City leaders say that funneling more drug users into PAD — “a way to divert eligible participants from unnecessary incarceration” — will help to further reduce the jailed population. The PAD program allows police officers to redirect low-level offenders involved in drugs and prostitution access to community-based initiatives and social service instead of prosecution and jail. –The Philadelphia Inquirer: CITATION
The program works directly with the police force, as Krasner is also taking a hands on approach with Law Enforcement. With Krasner, you are in or you are out as a cop. You are out if you lie on the stand, you will be publicly shamed and added to a list. You are out if you engage in any sort of police misconduct, or conduct unbecoming as an officer of the law. This includes racist social media posts, which he will also out you for, as well as publicly shame you.

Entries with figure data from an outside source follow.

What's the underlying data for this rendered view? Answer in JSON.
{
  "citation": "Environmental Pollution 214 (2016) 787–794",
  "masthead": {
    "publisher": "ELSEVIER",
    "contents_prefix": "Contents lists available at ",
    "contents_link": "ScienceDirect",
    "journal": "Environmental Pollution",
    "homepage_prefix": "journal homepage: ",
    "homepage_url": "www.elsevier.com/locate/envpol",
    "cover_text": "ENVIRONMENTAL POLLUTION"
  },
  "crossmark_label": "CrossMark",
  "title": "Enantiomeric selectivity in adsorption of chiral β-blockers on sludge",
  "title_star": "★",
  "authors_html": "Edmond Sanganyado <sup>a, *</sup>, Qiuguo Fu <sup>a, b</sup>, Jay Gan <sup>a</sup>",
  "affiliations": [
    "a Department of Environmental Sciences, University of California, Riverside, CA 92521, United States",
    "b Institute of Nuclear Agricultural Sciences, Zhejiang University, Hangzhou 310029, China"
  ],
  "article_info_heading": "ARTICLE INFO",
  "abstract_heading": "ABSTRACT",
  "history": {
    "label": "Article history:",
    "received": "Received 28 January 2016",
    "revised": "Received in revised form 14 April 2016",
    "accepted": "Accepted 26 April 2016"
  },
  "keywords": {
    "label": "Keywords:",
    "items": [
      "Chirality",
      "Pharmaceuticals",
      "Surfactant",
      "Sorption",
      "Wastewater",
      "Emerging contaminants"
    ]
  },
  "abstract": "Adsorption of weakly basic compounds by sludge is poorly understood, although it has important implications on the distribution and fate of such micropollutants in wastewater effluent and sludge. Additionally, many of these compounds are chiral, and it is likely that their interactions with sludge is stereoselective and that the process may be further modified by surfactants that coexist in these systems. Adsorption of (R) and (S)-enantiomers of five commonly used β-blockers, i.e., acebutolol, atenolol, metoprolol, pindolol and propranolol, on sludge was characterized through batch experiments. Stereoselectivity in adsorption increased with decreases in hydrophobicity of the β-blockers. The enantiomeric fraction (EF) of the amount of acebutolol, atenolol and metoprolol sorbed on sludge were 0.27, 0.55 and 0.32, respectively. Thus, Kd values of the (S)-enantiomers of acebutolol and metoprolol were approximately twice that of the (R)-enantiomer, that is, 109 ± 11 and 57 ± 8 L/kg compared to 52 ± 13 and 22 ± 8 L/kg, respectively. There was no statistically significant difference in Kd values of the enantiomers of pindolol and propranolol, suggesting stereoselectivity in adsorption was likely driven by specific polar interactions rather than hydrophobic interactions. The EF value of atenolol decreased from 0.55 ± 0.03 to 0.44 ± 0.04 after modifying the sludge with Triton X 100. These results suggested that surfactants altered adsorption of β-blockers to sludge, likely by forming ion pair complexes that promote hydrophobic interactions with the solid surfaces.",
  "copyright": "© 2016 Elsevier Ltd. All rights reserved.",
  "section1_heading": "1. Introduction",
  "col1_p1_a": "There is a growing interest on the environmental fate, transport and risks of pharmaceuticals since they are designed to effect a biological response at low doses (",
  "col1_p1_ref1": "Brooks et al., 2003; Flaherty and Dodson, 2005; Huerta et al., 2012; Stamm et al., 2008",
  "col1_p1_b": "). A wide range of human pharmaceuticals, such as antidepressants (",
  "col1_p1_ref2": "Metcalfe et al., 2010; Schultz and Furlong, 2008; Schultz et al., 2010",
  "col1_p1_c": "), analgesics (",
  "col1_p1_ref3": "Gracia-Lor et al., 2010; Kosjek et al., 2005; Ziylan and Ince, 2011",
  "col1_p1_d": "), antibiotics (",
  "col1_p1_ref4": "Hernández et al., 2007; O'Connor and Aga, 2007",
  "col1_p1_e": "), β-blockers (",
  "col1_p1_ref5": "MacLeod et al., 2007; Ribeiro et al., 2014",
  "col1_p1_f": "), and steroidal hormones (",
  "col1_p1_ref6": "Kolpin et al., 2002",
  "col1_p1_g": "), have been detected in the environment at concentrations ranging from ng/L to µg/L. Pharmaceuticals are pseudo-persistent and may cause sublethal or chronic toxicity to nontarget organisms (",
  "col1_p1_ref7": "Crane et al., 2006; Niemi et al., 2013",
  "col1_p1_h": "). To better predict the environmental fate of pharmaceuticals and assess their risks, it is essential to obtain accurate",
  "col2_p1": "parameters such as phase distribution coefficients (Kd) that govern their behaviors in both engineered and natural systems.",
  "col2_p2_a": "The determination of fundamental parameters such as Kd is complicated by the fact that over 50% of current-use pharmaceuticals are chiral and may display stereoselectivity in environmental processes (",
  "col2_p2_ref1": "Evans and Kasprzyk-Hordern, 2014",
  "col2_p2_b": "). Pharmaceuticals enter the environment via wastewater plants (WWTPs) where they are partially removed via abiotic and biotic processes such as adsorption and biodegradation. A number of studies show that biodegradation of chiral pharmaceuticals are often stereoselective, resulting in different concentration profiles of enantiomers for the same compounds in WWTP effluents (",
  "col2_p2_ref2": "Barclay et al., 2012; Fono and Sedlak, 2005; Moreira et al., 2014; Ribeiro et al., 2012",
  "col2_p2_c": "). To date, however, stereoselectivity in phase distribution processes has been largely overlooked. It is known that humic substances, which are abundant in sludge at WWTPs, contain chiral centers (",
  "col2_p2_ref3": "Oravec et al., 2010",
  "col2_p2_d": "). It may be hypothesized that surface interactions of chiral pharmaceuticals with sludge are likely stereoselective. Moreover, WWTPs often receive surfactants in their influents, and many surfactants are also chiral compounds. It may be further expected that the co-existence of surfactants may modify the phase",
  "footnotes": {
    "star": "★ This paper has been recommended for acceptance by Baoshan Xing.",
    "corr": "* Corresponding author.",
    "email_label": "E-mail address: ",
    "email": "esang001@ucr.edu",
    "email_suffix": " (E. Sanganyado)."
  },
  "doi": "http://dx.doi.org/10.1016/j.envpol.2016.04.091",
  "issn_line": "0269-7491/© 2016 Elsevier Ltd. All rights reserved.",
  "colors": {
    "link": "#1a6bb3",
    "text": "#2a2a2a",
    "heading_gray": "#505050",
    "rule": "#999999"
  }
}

Krasner isn’t out to alienate members of law enforcement, he is out to get a wayward good-old-boy fleet of law enforcement under control. The idea is to protect and SERVE. Misbehavior isn’t tolerated. While Krasner can’t fire cops, he can certainly shame them, embarrass them and black list them when they misbehave.
Krasner is truly a force to be reckoned with. He is unapologetic with the bold changes he is making in office. He is saucy to some extent, sardonic and tough talking, and he don’t take any sh*t from anyone.
But it’s less about the bravado and more about the intense changes he is making, changes that seem to be making a number of Philadelphia citizens quite nervous. But people forget that Krasner has been entrenched in this system for years, and knows it better than any armchair critic. He knows it inside and out, and he knows exactly what he wants done.
The power? Well it hasn’t gone to his head. He is pragmatic, hands on, and -unlike Josh Shapiro – he drives his own damn self to work. I would argue that Krasner is well ahead of his time, and likely one of the best DA’s in the country. I don’t think Krasner has any higher political dreams, he is more focused on the work at hand. But that said, I could see Krasner in the white house long before that toolbag Josh Shapiro. Shapiro’s been a waste of space, it’s nice to see a lawyer in Philadelphia finally making some true meaningful changes. And no matter how much criticism he seems to be garnishing with his controversial changes in policy, Krasner cares not. I love that.